I thought this was strange also. Assuming that dwt_initialise() looks for a DevID first, stopping at the beginning of the customized readfromspi(uint16 headerLength, const uint8 *headerBuffer, uint32 bodyLength, uint8 *bodyBuffer) routine (as called from dwt_initialise()), the values of headerLength are indeed 1 and bodyLength is 4. But this readfromspi() seems to be expecting these values to be one less than they actually are; i.e., the routine had for(i=0; i<=headerLength; i++) and it should have been for(i=0; i<headerLength; i++). So it is counting past both of these buffers by one each time, 1+1, 4+1 = 7 bytes in total. There was not a readfromspi() included with the example, so I think the one from API2p04/platform/deca_spi.c was used. Looking back at that, the for loops are correct, so perhaps the modification was mine during debugging at some point.
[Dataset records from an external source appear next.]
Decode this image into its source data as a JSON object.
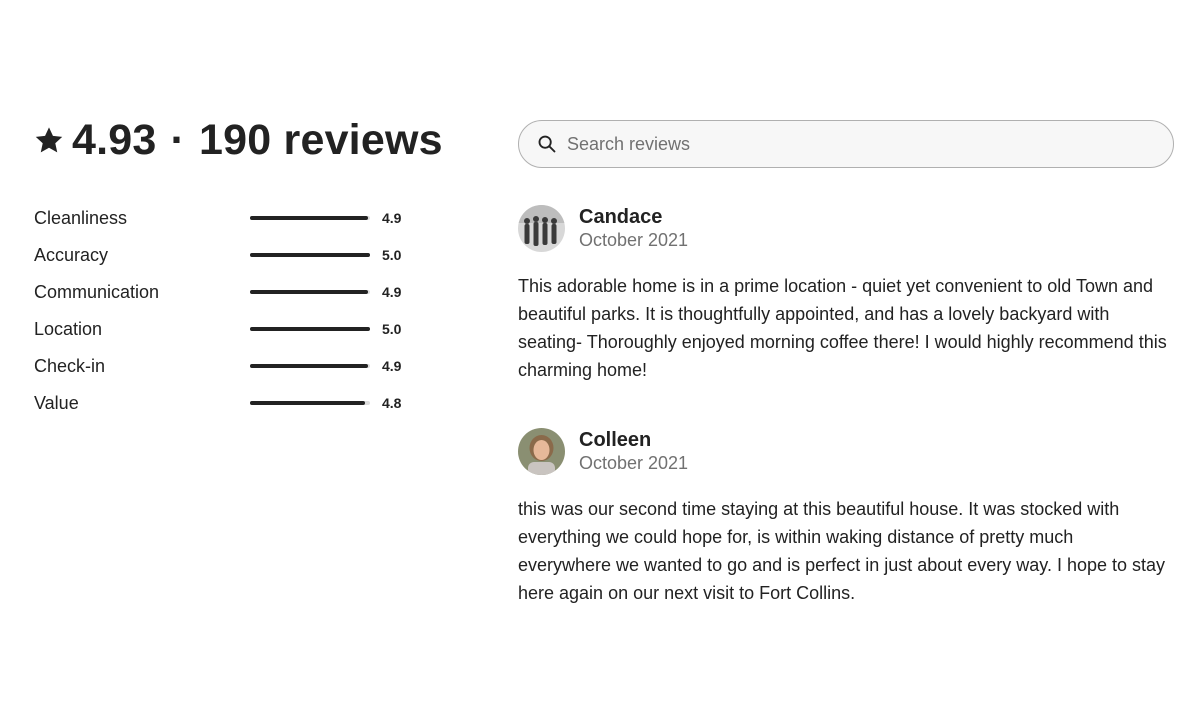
{
  "summary": {
    "rating": "4.93",
    "separator": "·",
    "review_count": "190 reviews"
  },
  "categories": [
    {
      "label": "Cleanliness",
      "value": "4.9",
      "fill_fraction": 0.98
    },
    {
      "label": "Accuracy",
      "value": "5.0",
      "fill_fraction": 1.0
    },
    {
      "label": "Communication",
      "value": "4.9",
      "fill_fraction": 0.98
    },
    {
      "label": "Location",
      "value": "5.0",
      "fill_fraction": 1.0
    },
    {
      "label": "Check-in",
      "value": "4.9",
      "fill_fraction": 0.98
    },
    {
      "label": "Value",
      "value": "4.8",
      "fill_fraction": 0.96
    }
  ],
  "search": {
    "placeholder": "Search reviews",
    "icon": "search-icon"
  },
  "reviews": [
    {
      "name": "Candace",
      "date": "October 2021",
      "text": "This adorable home is in a prime location - quiet yet convenient to old Town and beautiful parks. It is thoughtfully appointed, and has a lovely backyard with seating- Thoroughly enjoyed morning coffee there! I would highly recommend this charming home!"
    },
    {
      "name": "Colleen",
      "date": "October 2021",
      "text": "this was our second time staying at this beautiful house. It was stocked with everything we could hope for, is within waking distance of pretty much everywhere we wanted to go and is perfect in just about every way. I hope to stay here again on our next visit to Fort Collins."
    }
  ],
  "colors": {
    "text": "#222222",
    "muted": "#717171",
    "bar_track": "#dddddd",
    "bar_fill": "#222222"
  }
}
Typical case of too many different things changed at once!

In any case, correcting the loops for five total bytes, dwt_initialise() still fails with DWT_ERROR. Attempting to run just a dwt_readdevid() still fails, and rolling-my-own read_devid() returns 0x60, 0x03, 0x95, 0xBC as seen here:

Now this is interesting; if 0x600395BC is rotated right one bit, it becomes 0x3001CADE. Looking closely at the first byte, the command (0x00), the last bit is the start of the returned data:

So the data appears to be offset by one bit. I’ve tried so many things… changing SPI mode, forcing the clock to start high or low, resetting the DWM twice, lowering and raising CS beforehand… running out of ideas. Investigating…

Ok I think I figured this out. Reading in the DW1000 datasheet section 5.8.1, GPIO5 and 6 control SPI Polarity and Phasing. Raising GPIO6 high through a 1k resistor physically aligned the data where it should be. For the dsPIC to recognize this, it had to be set to SPI mode 1. Once these were done, dwt_readdevid() returned the expected 0xDECA0130. Even dwt_initialise(DWT_LOADNONE) worked:

I’ve had some difficulty with Microchip brand devices and SPI modes in the past. Anyone else experimenting with these, try SPI mode 1 instead of mode 0 on both devices.